Vote For Choice Day

This post in is response to NARAL‘s Blog For Choice Day question:  What will you do to help elect pro-choice candidates in 2012?

Hopefully it’s no surprise that I’ve chosen to participate in NARAL’s Blog For Choice Day. It is especially important to me this year to raise my voice with others, sharing what we will do to help elect pro-choice candidates in 2012.

I’ve previously written about the Republican candidates, and why I am so, so fearful of any of them having a shot at the presidency of our country. Women’s health is truly at stake in this election both at the national and state levels. We need to ensure that we elect representatives that will have our best interests at heart.

What will I be doing to help ensure pro-chose candidates are elected? I will keep on talking about the issues. I will talk about them until I’m blue in the face and people are sick of hearing about them. And then I’ll talk some more.

If we stay silent and just cross our fingers, hoping that somebody else will pick up the slack, or that our favored candidate will somehow magically win, well…then we shouldn’t be disappointed when it all falls apart around us. Instead – talk about what issues are important to you, and find out which ones are important to the candidates running.

Make sure to find out what positions are up for election your state. Find our who is running and check out their voting records. Promises and pretty commercials are nice, but solid voting records will give a realistic look of who you’re voting for.

For example, just the other day, the Obama administration announced that religiously affiliated hospitals or universities MUST have their health insurance plans cover birth control with no co-pays for female employees. Despite many folks lobbying against the bill, trying to create wide exemptions, the Obama administration stepped up to the plate, protecting this important access to birth control. I want to see more of this type of action in Congress!

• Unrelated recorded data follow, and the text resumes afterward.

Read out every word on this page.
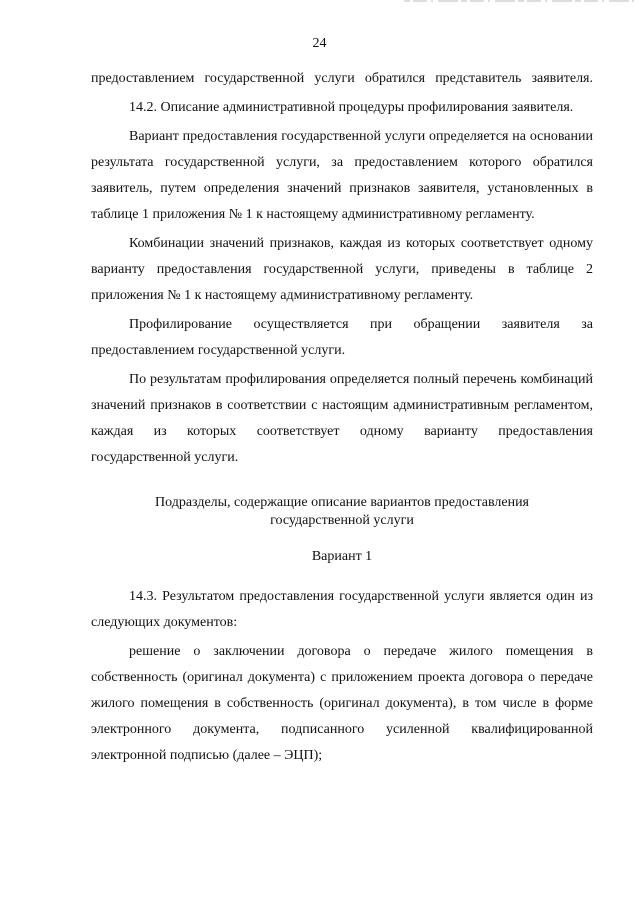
24

предоставлением государственной услуги обратился представитель заявителя.

14.2. Описание административной процедуры профилирования заявителя.

Вариант предоставления государственной услуги определяется на основании результата государственной услуги, за предоставлением которого обратился заявитель, путем определения значений признаков заявителя, установленных в таблице 1 приложения № 1 к настоящему административному регламенту.

Комбинации значений признаков, каждая из которых соответствует одному варианту предоставления государственной услуги, приведены в таблице 2 приложения № 1 к настоящему административному регламенту.

Профилирование осуществляется при обращении заявителя за предоставлением государственной услуги.

По результатам профилирования определяется полный перечень комбинаций значений признаков в соответствии с настоящим административным регламентом, каждая из которых соответствует одному варианту предоставления государственной услуги.

Подразделы, содержащие описание вариантов предоставления государственной услуги

Вариант 1

14.3. Результатом предоставления государственной услуги является один из следующих документов:

решение о заключении договора о передаче жилого помещения в собственность (оригинал документа) с приложением проекта договора о передаче жилого помещения в собственность (оригинал документа), в том числе в форме электронного документа, подписанного усиленной квалифицированной электронной подписью (далее – ЭЦП);
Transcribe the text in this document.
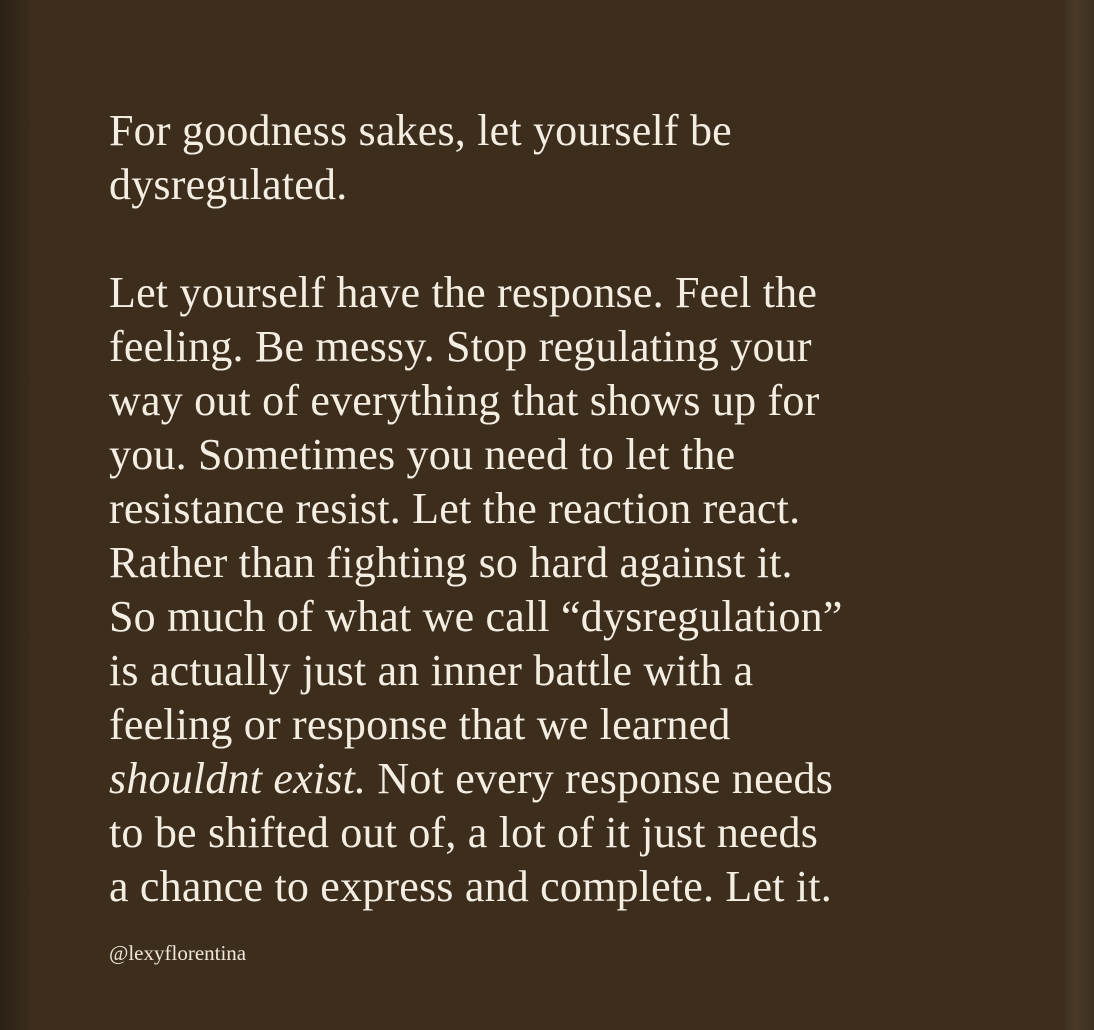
For goodness sakes, let yourself be
dysregulated.
Let yourself have the response. Feel the
feeling. Be messy. Stop regulating your
way out of everything that shows up for
you. Sometimes you need to let the
resistance resist. Let the reaction react.
Rather than fighting so hard against it.
So much of what we call “dysregulation”
is actually just an inner battle with a
feeling or response that we learned
shouldnt exist. Not every response needs
to be shifted out of, a lot of it just needs
a chance to express and complete. Let it.
@lexyflorentina
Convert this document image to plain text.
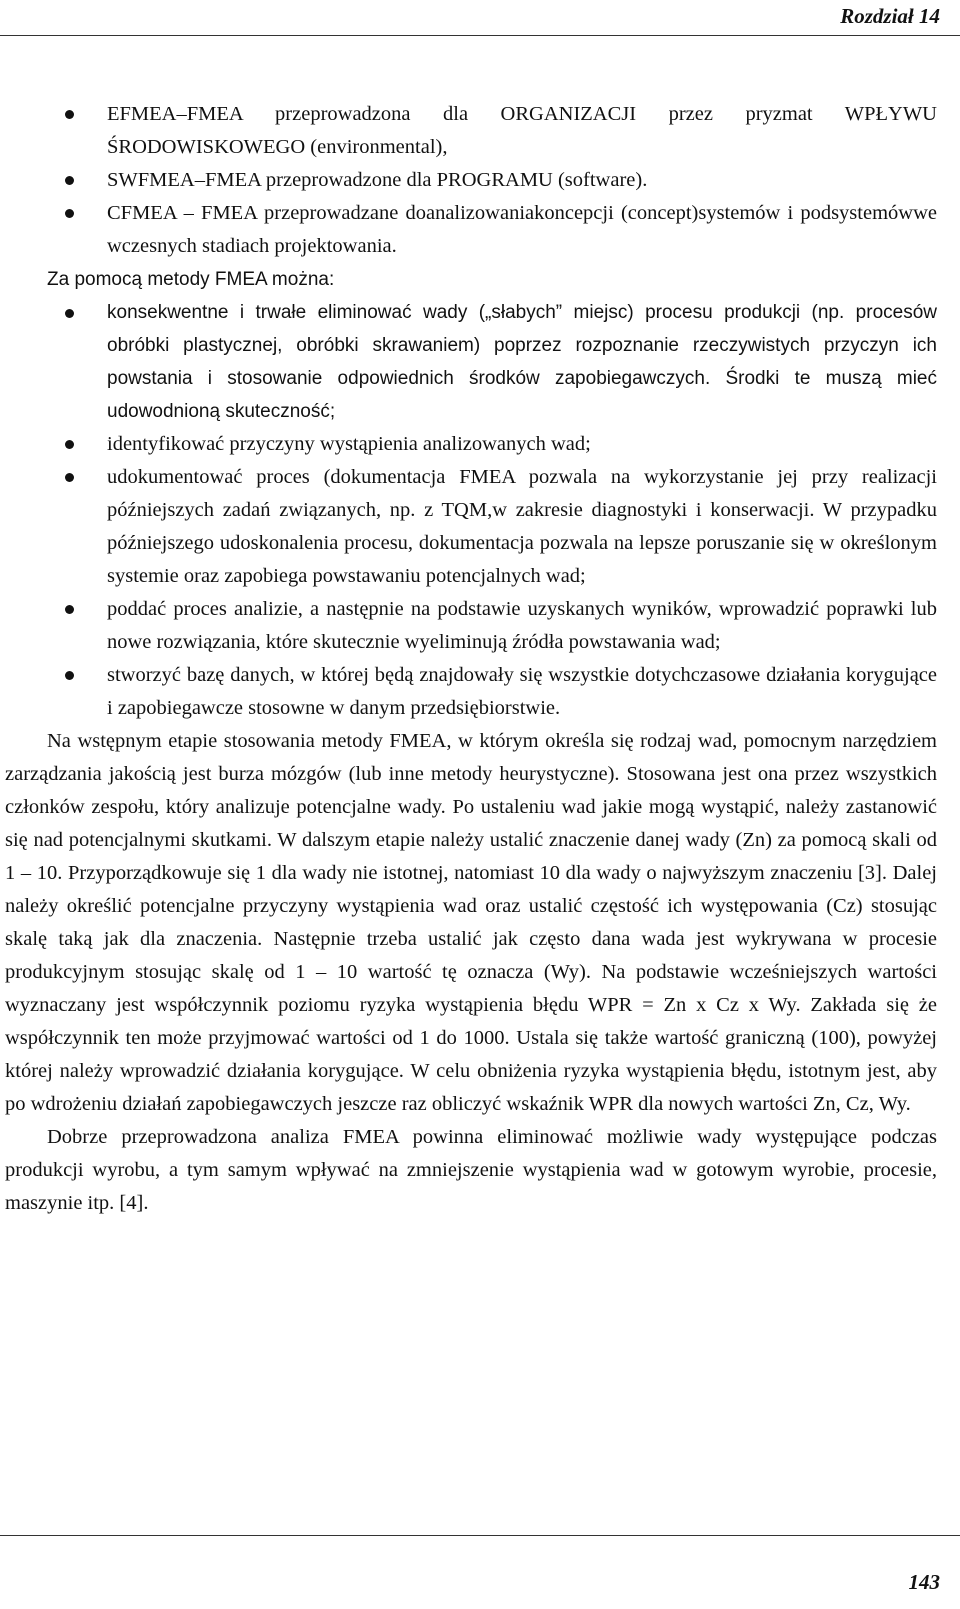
Rozdział 14
EFMEA–FMEA przeprowadzona dla ORGANIZACJI przez pryzmat WPŁYWU ŚRODOWISKOWEGO (environmental),
SWFMEA–FMEA przeprowadzone dla PROGRAMU (software).
CFMEA – FMEA przeprowadzane doanalizowaniakoncepcji (concept)systemów i podsystemówwe wczesnych stadiach projektowania.

Za pomocą metody FMEA można:

konsekwentne i trwałe eliminować wady („słabych” miejsc) procesu produkcji (np. procesów obróbki plastycznej, obróbki skrawaniem) poprzez rozpoznanie rzeczywistych przyczyn ich powstania i stosowanie odpowiednich środków zapobiegawczych. Środki te muszą mieć udowodnioną skuteczność;
identyfikować przyczyny wystąpienia analizowanych wad;
udokumentować proces (dokumentacja FMEA pozwala na wykorzystanie jej przy realizacji późniejszych zadań związanych, np. z TQM,w zakresie diagnostyki i konserwacji. W przypadku późniejszego udoskonalenia procesu, dokumentacja pozwala na lepsze poruszanie się w określonym systemie oraz zapobiega powstawaniu potencjalnych wad;
poddać proces analizie, a następnie na podstawie uzyskanych wyników, wprowadzić poprawki lub nowe rozwiązania, które skutecznie wyeliminują źródła powstawania wad;
stworzyć bazę danych, w której będą znajdowały się wszystkie dotychczasowe działania korygujące i zapobiegawcze stosowne w danym przedsiębiorstwie.

Na wstępnym etapie stosowania metody FMEA, w którym określa się rodzaj wad, pomocnym narzędziem zarządzania jakością jest burza mózgów (lub inne metody heurystyczne). Stosowana jest ona przez wszystkich członków zespołu, który analizuje potencjalne wady. Po ustaleniu wad jakie mogą wystąpić, należy zastanowić się nad potencjalnymi skutkami. W dalszym etapie należy ustalić znaczenie danej wady (Zn) za pomocą skali od 1 – 10. Przyporządkowuje się 1 dla wady nie istotnej, natomiast 10 dla wady o najwyższym znaczeniu [3]. Dalej należy określić potencjalne przyczyny wystąpienia wad oraz ustalić częstość ich występowania (Cz) stosując skalę taką jak dla znaczenia. Następnie trzeba ustalić jak często dana wada jest wykrywana w procesie produkcyjnym stosując skalę od 1 – 10 wartość tę oznacza (Wy). Na podstawie wcześniejszych wartości wyznaczany jest współczynnik poziomu ryzyka wystąpienia błędu WPR = Zn x Cz x Wy. Zakłada się że współczynnik ten może przyjmować wartości od 1 do 1000. Ustala się także wartość graniczną (100), powyżej której należy wprowadzić działania korygujące. W celu obniżenia ryzyka wystąpienia błędu, istotnym jest, aby po wdrożeniu działań zapobiegawczych jeszcze raz obliczyć wskaźnik WPR dla nowych wartości Zn, Cz, Wy.

Dobrze przeprowadzona analiza FMEA powinna eliminować możliwie wady występujące podczas produkcji wyrobu, a tym samym wpływać na zmniejszenie wystąpienia wad w gotowym wyrobie, procesie, maszynie itp. [4].

143
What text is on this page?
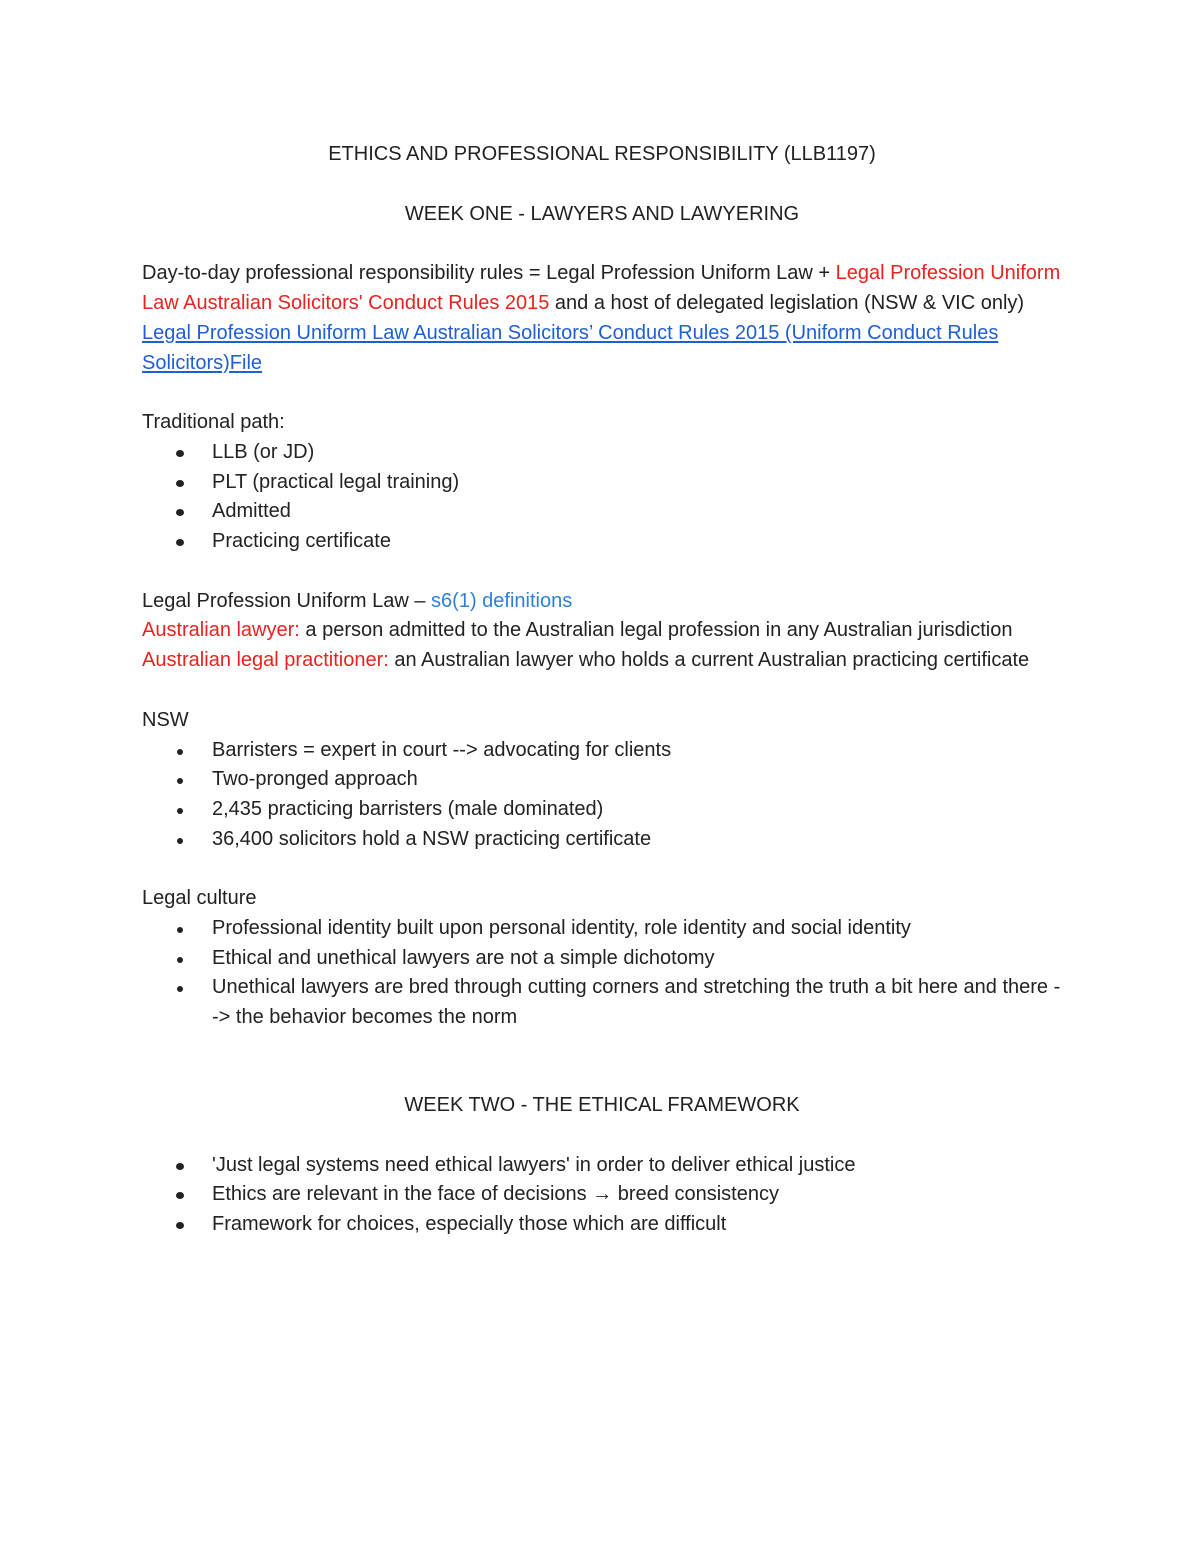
ETHICS AND PROFESSIONAL RESPONSIBILITY (LLB1197)
WEEK ONE - LAWYERS AND LAWYERING

Day-to-day professional responsibility rules = Legal Profession Uniform Law + Legal Profession Uniform Law Australian Solicitors' Conduct Rules 2015 and a host of delegated legislation (NSW & VIC only)

Legal Profession Uniform Law Australian Solicitors’ Conduct Rules 2015 (Uniform Conduct Rules Solicitors)File

Traditional path:
LLB (or JD)
PLT (practical legal training)
Admitted
Practicing certificate
Legal Profession Uniform Law – s6(1) definitions
Australian lawyer: a person admitted to the Australian legal profession in any Australian jurisdiction
Australian legal practitioner: an Australian lawyer who holds a current Australian practicing certificate
NSW
Barristers = expert in court --> advocating for clients
Two-pronged approach
2,435 practicing barristers (male dominated)
36,400 solicitors hold a NSW practicing certificate
Legal culture
Professional identity built upon personal identity, role identity and social identity
Ethical and unethical lawyers are not a simple dichotomy
Unethical lawyers are bred through cutting corners and stretching the truth a bit here and there --> the behavior becomes the norm
WEEK TWO - THE ETHICAL FRAMEWORK
'Just legal systems need ethical lawyers' in order to deliver ethical justice
Ethics are relevant in the face of decisions → breed consistency
Framework for choices, especially those which are difficult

For me, a candidate who listens to his and her constituents, and votes on their behalf is more important than hollow promises that go unfulfilled. With recent polls showing more people considering themselves pro-choice than pro-life, politicians have a duty to represent these view in Congress.

Even if you personally don’t agree with abortion, please allow other women the chance to choose. Ensure this by electing representatives who will protect that right. I will do everything I can to know the platforms my local candidates are running on, and will support them up until voting day.

What will YOU be doing to help elect pro-choice candidates in 2012?

One thought on “Vote For Choice Day

  1. It’s our duty and privilege, each of us, to learn be informed voters. We must research the issues and the candidates that affect us and vote accordingly. We should NEVER rely on the hateful and often less than truthful (and expensive) commercials that we see on television or simply do as we’re told by a preacher on Sunday morning.